I also take an hour each morning (I rise at 5 or so) to walk a mile (good exercise) and enter into stillness. I listen to my inner voice and have a dialogue, talk over decisions, problems and so on. I then read something of soul worth for the remainder of the hour, sometimes longer.

This regimen keeps me from running to and fro, ever busy without being grounded – and certainly not “doing nothing.” This is my art of being mindful, directed and energized.

Feelit said...

Excellent topic. I think purposefully doing nothing is a very important part of staying grounded in this crazy world. I also agree that starting small to change a habit is a good way to go. I look forward to the first 5 minutes of my day tomorrow lying in bed, mindfully breathing and doing nothing! :) Thank you for your post!

Ed Helvey - Location Independent Traveler said...

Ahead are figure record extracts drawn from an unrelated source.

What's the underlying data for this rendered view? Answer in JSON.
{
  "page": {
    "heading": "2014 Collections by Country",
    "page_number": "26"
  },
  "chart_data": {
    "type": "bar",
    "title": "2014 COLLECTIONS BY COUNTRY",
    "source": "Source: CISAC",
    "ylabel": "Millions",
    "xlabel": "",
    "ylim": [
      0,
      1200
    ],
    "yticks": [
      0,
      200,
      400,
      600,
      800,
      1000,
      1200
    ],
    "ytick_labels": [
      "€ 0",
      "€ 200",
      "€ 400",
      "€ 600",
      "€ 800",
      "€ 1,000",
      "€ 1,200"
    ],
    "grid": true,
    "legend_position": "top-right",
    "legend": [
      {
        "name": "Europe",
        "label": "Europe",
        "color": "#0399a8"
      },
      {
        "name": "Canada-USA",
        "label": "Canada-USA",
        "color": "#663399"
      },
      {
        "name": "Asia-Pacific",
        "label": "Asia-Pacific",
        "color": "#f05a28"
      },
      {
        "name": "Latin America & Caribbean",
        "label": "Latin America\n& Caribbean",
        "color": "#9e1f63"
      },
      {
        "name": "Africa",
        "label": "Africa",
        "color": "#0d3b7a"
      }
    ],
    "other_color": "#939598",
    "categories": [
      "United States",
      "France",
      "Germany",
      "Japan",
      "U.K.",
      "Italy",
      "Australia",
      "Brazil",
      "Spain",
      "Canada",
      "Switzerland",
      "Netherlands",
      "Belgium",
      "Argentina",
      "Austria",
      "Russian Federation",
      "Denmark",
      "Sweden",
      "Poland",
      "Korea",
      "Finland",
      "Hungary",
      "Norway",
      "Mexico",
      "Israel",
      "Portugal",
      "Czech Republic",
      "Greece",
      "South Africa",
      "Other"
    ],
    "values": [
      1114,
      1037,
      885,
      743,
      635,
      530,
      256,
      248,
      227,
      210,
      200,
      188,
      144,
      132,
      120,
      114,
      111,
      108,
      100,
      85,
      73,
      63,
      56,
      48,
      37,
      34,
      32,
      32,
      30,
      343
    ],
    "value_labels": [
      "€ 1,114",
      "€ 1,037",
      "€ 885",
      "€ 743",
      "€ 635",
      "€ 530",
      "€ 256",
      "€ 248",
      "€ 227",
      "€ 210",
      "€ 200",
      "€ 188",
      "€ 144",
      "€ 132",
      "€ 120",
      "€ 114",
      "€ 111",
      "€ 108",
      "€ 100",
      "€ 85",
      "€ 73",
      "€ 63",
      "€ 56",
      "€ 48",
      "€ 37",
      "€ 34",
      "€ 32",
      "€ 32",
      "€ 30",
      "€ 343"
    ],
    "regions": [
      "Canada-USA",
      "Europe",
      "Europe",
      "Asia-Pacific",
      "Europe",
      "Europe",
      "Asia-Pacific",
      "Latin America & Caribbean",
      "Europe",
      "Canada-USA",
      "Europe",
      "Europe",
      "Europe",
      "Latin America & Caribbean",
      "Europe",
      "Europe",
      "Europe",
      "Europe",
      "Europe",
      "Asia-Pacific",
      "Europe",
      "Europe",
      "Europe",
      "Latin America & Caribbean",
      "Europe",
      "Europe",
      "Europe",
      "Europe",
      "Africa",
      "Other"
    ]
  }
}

Good points and ideas, Richard. Doing nothing, like most things, is interpreted by each individual. Some activities we might call doing nothing are activities that are doing something very different than the normal humdrum of daily routine, whatever that may be. To others it may be meditating or smoe other form of doing literally nothing. Your regimen sounds good to me.


Ed Helvey - Location Independent Traveler said...

Thanks, Feelit --

In order to change direction in our lives - be it habits, work, relationships, etc. a simple plan and a step by step approach is probably the best for most people. And, I agree on that wake up "nothing" time in the morning. I also like to follow that approach before I start the day. It's a way, for me, at least, to get the "motor" started and warmed up before beginning the journey of the day ahead.


Richard Rosen said...

It's heartening to find more and more people paying attention to the health of the inner life: mind (thinking: meanings [morals & ethics]) and spirit (values). The world is rapidly but subtly raising its consciousness as more and more people recognize there's much more to living well, alive and beneficial than the material accouterments of a standard of living.

Glad to hear from like-minded souls.